Anche la scenografia fa un ottimo lavoro. Statue, putti, decorazioni religiose e oggetti che normalmente dovrebbero trasmettere serenità diventano improvvisamente disturbanti. È uno di quei casi in cui l’orrore nasce molto più da ciò che osserviamo piuttosto che da ciò che accade. Anche i jump scare funzionano bene, arrivano nei momenti giusti e durante la proiezione hanno strappato più di un sobbalzo al pubblico in sala. Una delle cose più interessanti è che Damian McCarthy non cerca mai di modernizzare il racconto. Fa esattamente il contrario: ha eliminato quasi ogni riferimento temporale, nessun elemento che permetta di collocare con precisione la storia. Il risultato è una ghost story che potrebbe svolgersi oggi come quarant’anni fa, con quell’atmosfera sospesa che richiama gli horror gotici più classici. Anche la scelta della location va nella stessa direzione. L’hotel non è un gigantesco set costruito in studio, ma una vera struttura nella Contea di Cork, scelta proprio perché aveva già quell’aria vissuta e decadente che il regista stava cercando. Con questo film McCarthy conferma anche quella che ormai sembra essere la sua firma autoriale: prendere personaggi profondamente soli, rinchiuderli in uno spazio apparentemente sicuro e trasformarlo, scena dopo scena, in una trappola senza via d’uscita. E, come già accadeva in Oddity, anche qui sembra suggerire che il vero orrore non sia soltanto il soprannaturale, ma soprattutto quello di cui gli esseri umani sono capaci.

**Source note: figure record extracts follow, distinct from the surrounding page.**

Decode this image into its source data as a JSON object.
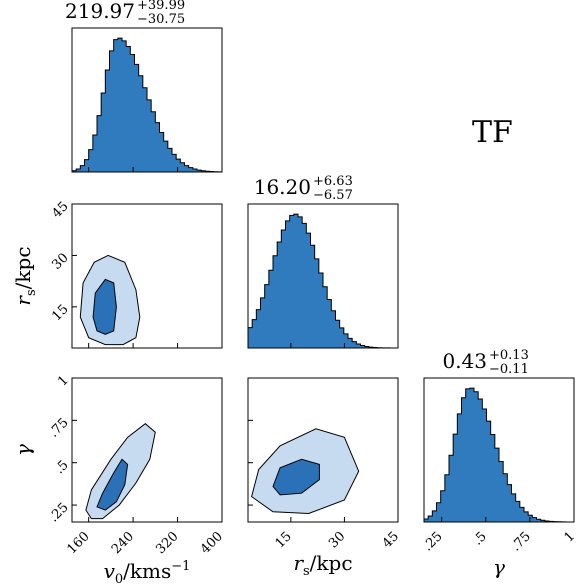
{
  "chart_data": {
    "type": "corner",
    "fill_color": "#2f7bbd",
    "contour_colors": {
      "inner": "#2b71b7",
      "outer": "#c6dbef",
      "line": "#000000"
    },
    "panel_label": "TF",
    "parameters": [
      {
        "key": "v0",
        "label_main": "v",
        "label_sub": "0",
        "label_rest": "/kms",
        "label_sup": "−1",
        "range": [
          130,
          400
        ],
        "ticks": [
          160,
          240,
          320,
          400
        ],
        "tick_labels": [
          "160",
          "240",
          "320",
          "400"
        ]
      },
      {
        "key": "rs",
        "label_main": "r",
        "label_sub": "s",
        "label_rest": "/kpc",
        "range": [
          3,
          45
        ],
        "ticks": [
          15,
          30,
          45
        ],
        "tick_labels": [
          "15",
          "30",
          "45"
        ]
      },
      {
        "key": "gamma",
        "label_main": "γ",
        "range": [
          0.15,
          1.0
        ],
        "ticks": [
          0.25,
          0.5,
          0.75,
          1.0
        ],
        "tick_labels": [
          ".25",
          ".5",
          ".75",
          "1"
        ]
      }
    ],
    "titles": [
      {
        "value": "219.97",
        "plus": "+39.99",
        "minus": "−30.75"
      },
      {
        "value": "16.20",
        "plus": "+6.63",
        "minus": "−6.57"
      },
      {
        "value": "0.43",
        "plus": "+0.13",
        "minus": "−0.11"
      }
    ],
    "histograms": [
      {
        "param": "v0",
        "mode": 213,
        "sigma_left": 26,
        "sigma_right": 50,
        "bins": 36
      },
      {
        "param": "rs",
        "mode": 16.2,
        "sigma_left": 6.5,
        "sigma_right": 6.7,
        "bins": 36
      },
      {
        "param": "gamma",
        "mode": 0.41,
        "sigma_left": 0.09,
        "sigma_right": 0.14,
        "bins": 36
      }
    ],
    "contours_2d": [
      {
        "x": "v0",
        "y": "rs",
        "outer": [
          [
            145,
            12
          ],
          [
            150,
            22
          ],
          [
            170,
            28
          ],
          [
            195,
            30
          ],
          [
            225,
            28
          ],
          [
            245,
            20
          ],
          [
            252,
            12
          ],
          [
            245,
            6
          ],
          [
            222,
            4
          ],
          [
            190,
            4
          ],
          [
            160,
            6
          ]
        ],
        "inner": [
          [
            168,
            12
          ],
          [
            172,
            19
          ],
          [
            190,
            23
          ],
          [
            205,
            22
          ],
          [
            210,
            15
          ],
          [
            205,
            8
          ],
          [
            190,
            7
          ],
          [
            175,
            8
          ]
        ]
      },
      {
        "x": "v0",
        "y": "gamma",
        "outer": [
          [
            155,
            0.22
          ],
          [
            165,
            0.34
          ],
          [
            200,
            0.52
          ],
          [
            230,
            0.65
          ],
          [
            262,
            0.73
          ],
          [
            280,
            0.68
          ],
          [
            270,
            0.52
          ],
          [
            245,
            0.38
          ],
          [
            215,
            0.25
          ],
          [
            185,
            0.17
          ],
          [
            165,
            0.17
          ]
        ],
        "inner": [
          [
            175,
            0.24
          ],
          [
            185,
            0.32
          ],
          [
            205,
            0.44
          ],
          [
            220,
            0.52
          ],
          [
            230,
            0.49
          ],
          [
            225,
            0.37
          ],
          [
            210,
            0.27
          ],
          [
            190,
            0.22
          ]
        ]
      },
      {
        "x": "rs",
        "y": "gamma",
        "outer": [
          [
            4,
            0.3
          ],
          [
            6,
            0.46
          ],
          [
            12,
            0.6
          ],
          [
            22,
            0.7
          ],
          [
            30,
            0.65
          ],
          [
            34,
            0.45
          ],
          [
            30,
            0.28
          ],
          [
            20,
            0.2
          ],
          [
            10,
            0.21
          ]
        ],
        "inner": [
          [
            10,
            0.36
          ],
          [
            12,
            0.47
          ],
          [
            18,
            0.52
          ],
          [
            23,
            0.49
          ],
          [
            23,
            0.4
          ],
          [
            18,
            0.32
          ],
          [
            12,
            0.31
          ]
        ]
      }
    ]
  }
}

Dal punto di vista tecnico continua inoltre la collaborazione con il direttore della fotografia di Oddity, Colm Hogan, mantenendo uno stile visivo fatto di ombre profonde, piccole fonti di luce che sembrano galleggiare nel buio e inquadrature che costringono lo spettatore a cercare continuamente ciò che potrebbe nascondersi fuori campo. Nelle scene diurne, invece, la fotografia assume tonalità giallo-verdastre che rendono l’hotel quasi artificiale, come se fosse rimasto intrappolato in un tempo che non esiste più. Anche il montaggio e il sound design lavorano nella stessa direzione, alternando lunghi silenzi a rumori improvvisi che mantengono lo spettatore costantemente in allerta. Anche il pubblico ha premiato questa scelta. Negli Stati Uniti Hokum ha recuperato il proprio budget già nel primo weekend di programmazione, dimostrando che un horror costruito sulla tensione e sull’atmosfera può ancora trovare il suo spazio. La critica ha risposto con entusiasmo: il film si è attestato intorno al 90% di recensioni positive su Rotten Tomatoes, confermandosi come uno degli horror più apprezzati dell’anno.